As he spoke he held a propelling pencil over a printed form. I’ve always coveted propelling pencils but can’t properly manage the rotating mechanism that extrudes the lead. I have something of a talent for breaking them. The rotation factor does for me every time.

Mr Giles asked for my name and address. ‘Which address?’ I asked. ‘Bourne End or Downing College, Cambridge?’

This wasn’t very coöperative of me, since Gerrards Cross wasn’t near Cambridge and I had applied through the good offices of the High Wycombe local authority.

‘The permanent one, please.’

‘They’re both of them temporary, but I’ll give you my parents’ permanent address.’

‘If you don’t mind.’

Mr Giles gave the hand holding the propelling pencil a soft shake, to disengage the cuff-link which was snagging the sleeve of his jacket.
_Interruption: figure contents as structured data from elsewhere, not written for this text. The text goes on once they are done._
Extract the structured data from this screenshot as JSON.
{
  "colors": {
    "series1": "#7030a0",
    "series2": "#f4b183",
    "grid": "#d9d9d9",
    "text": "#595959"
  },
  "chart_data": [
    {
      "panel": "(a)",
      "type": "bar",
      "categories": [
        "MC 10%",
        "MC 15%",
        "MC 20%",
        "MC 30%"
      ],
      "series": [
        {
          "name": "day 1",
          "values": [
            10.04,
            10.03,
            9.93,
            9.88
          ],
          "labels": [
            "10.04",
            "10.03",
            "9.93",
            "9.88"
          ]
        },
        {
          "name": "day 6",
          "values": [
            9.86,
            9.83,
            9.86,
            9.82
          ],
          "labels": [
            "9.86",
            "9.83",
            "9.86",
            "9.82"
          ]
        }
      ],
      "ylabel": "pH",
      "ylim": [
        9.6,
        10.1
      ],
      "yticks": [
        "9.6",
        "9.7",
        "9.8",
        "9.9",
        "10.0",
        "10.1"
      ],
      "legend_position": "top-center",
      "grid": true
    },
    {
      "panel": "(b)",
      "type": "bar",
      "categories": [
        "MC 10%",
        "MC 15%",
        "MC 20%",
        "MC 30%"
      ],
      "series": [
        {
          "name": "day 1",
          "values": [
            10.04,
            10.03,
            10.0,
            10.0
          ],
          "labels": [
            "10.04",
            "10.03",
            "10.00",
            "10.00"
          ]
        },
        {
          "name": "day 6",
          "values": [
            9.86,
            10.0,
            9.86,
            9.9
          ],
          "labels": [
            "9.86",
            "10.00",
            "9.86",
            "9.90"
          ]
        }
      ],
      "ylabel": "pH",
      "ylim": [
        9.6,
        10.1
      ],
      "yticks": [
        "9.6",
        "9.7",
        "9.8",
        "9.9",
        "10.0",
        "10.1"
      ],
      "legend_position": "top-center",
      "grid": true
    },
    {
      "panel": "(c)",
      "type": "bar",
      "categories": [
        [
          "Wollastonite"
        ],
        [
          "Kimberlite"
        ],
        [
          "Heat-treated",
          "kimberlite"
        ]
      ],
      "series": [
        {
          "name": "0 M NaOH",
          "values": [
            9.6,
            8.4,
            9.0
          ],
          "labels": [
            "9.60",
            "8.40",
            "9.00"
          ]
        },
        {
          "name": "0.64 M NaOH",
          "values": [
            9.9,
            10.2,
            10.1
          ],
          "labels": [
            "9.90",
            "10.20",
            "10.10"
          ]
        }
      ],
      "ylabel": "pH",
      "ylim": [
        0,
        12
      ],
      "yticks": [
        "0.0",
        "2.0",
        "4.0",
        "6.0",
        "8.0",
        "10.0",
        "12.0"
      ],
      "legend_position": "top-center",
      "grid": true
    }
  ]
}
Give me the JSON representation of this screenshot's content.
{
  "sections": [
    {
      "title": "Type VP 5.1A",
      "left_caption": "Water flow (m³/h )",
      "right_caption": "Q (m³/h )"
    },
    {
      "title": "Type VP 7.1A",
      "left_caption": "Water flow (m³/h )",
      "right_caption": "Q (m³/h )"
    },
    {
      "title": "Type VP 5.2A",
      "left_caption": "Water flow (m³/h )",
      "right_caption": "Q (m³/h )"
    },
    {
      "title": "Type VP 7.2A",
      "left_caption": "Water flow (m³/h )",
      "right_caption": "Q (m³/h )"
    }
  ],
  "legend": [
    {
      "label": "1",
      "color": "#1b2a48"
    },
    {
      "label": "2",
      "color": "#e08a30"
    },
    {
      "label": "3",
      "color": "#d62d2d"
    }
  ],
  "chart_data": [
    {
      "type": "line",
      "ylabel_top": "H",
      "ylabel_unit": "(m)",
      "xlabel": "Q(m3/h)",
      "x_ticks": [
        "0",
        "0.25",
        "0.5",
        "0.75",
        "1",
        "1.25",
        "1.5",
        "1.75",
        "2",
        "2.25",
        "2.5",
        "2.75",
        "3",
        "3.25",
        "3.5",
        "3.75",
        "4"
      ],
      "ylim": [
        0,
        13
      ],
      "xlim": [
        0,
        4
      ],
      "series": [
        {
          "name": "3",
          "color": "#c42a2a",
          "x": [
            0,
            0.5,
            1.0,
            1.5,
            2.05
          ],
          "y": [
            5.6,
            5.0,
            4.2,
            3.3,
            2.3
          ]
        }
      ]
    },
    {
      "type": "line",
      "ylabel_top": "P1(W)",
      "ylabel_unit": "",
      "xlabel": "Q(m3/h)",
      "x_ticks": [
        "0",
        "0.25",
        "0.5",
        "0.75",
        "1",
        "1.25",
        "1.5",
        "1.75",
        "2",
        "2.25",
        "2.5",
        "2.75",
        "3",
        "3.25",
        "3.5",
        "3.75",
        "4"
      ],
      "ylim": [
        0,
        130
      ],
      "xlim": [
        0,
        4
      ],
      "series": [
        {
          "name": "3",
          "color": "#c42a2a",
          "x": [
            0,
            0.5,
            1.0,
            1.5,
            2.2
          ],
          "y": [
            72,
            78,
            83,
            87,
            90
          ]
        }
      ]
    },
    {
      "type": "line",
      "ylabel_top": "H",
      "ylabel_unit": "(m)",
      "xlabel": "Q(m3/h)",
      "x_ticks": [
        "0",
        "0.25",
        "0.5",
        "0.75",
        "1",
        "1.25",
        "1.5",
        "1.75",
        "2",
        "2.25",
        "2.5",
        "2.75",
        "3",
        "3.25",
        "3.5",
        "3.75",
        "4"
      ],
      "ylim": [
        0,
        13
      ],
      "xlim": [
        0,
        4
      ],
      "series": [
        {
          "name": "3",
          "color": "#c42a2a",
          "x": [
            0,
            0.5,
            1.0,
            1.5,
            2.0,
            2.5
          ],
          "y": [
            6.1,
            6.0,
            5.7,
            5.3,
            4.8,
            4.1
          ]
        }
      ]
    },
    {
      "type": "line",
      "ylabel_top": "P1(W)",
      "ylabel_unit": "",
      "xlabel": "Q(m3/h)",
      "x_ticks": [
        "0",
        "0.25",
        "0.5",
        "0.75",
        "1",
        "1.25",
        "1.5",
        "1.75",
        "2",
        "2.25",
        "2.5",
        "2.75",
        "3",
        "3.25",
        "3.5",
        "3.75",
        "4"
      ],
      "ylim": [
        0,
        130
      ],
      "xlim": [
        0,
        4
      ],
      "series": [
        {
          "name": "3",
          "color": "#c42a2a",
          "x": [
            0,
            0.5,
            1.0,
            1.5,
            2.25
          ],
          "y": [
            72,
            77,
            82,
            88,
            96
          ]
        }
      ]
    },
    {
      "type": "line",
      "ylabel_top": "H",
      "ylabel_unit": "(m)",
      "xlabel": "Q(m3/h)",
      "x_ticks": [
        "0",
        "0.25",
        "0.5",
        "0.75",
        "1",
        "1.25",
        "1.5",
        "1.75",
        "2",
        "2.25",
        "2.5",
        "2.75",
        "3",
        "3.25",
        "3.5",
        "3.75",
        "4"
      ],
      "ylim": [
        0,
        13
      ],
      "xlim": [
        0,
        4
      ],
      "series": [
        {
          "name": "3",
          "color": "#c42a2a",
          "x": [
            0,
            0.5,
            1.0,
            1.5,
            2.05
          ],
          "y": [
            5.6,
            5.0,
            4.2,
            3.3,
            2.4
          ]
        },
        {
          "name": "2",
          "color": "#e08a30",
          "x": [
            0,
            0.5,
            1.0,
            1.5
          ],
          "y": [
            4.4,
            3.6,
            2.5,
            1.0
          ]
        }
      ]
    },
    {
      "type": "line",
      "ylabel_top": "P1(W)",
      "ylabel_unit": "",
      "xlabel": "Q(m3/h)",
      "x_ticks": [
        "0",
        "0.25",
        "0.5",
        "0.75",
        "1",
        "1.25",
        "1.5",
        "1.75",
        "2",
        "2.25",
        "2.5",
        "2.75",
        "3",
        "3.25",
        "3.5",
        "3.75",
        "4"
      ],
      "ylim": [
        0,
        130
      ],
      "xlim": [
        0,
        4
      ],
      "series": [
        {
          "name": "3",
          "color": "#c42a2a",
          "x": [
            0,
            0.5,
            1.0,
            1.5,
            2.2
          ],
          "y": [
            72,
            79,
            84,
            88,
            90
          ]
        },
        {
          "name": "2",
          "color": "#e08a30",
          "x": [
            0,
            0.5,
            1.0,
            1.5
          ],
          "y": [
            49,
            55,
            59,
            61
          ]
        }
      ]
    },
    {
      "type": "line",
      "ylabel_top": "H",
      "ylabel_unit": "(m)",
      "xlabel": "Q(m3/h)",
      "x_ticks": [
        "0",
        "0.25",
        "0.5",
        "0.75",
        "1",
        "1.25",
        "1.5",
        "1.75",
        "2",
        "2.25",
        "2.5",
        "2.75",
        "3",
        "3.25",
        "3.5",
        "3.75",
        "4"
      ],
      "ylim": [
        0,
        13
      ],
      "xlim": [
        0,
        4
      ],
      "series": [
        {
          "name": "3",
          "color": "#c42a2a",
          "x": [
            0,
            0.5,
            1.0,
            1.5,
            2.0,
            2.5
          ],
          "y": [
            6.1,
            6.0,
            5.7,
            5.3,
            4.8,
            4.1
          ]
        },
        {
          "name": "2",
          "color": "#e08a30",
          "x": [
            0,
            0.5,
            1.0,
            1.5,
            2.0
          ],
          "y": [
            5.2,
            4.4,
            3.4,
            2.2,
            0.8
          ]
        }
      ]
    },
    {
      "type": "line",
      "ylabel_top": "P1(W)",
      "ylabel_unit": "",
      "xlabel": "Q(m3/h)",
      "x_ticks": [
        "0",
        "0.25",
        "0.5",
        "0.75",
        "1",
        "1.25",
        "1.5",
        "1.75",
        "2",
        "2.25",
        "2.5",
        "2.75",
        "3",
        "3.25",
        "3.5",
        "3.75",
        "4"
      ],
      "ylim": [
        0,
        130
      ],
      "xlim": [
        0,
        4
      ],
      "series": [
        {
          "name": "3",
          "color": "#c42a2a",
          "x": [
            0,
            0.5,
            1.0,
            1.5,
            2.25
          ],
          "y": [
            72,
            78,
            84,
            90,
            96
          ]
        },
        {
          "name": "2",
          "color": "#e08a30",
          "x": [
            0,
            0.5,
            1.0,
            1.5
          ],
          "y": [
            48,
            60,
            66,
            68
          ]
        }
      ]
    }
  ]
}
He asked for the details of what I could and could not manage without assistance. Did I have any special dietary needs? I said I had a very ordinary dietary need, which was that blood should not be shed in the process of feeding me. I pointed out that someone with my physical limitations would be much more likely to need help if he ate meat, hacking at the fibres of tissue as tightly knit as our own. He pursed his lips but made no reply.

Then I started on my own questions. ‘Thank you, Mr Director, for making me welcome. Perhaps you can tell me where my locker is.’

‘Your locker?’

‘Where I can keep private things safe and secure.’

He looked doubtful. ‘If there’s anything special I suppose I could keep it for you.’

‘So residents have no privacy?’

‘People come here for respite. For comfort and quality of life, not for privacy as a be-all and end-all.’

‘I can’t help feeling that privacy is part of the quality of life. Are the bathrooms lockable?’

‘That wouldn’t be appropriate. It is in the bathroom that many of our residents need most help.’

‘Well, I don’t.’ It was true that I didn’t need help to go to the lavatory as long as I could use my bum-snorkel, though bath-times were a different matter. I wasn’t planning solo acts of dunking with the help of a hoist. I was expecting full use of the facilities, viz. nurses on tap to make bathing a smooth and convenient process. Leonard Cheshire would expect no less. That was his whole idea, to have certain things taken for granted – and why shouldn’t privacy be one of them?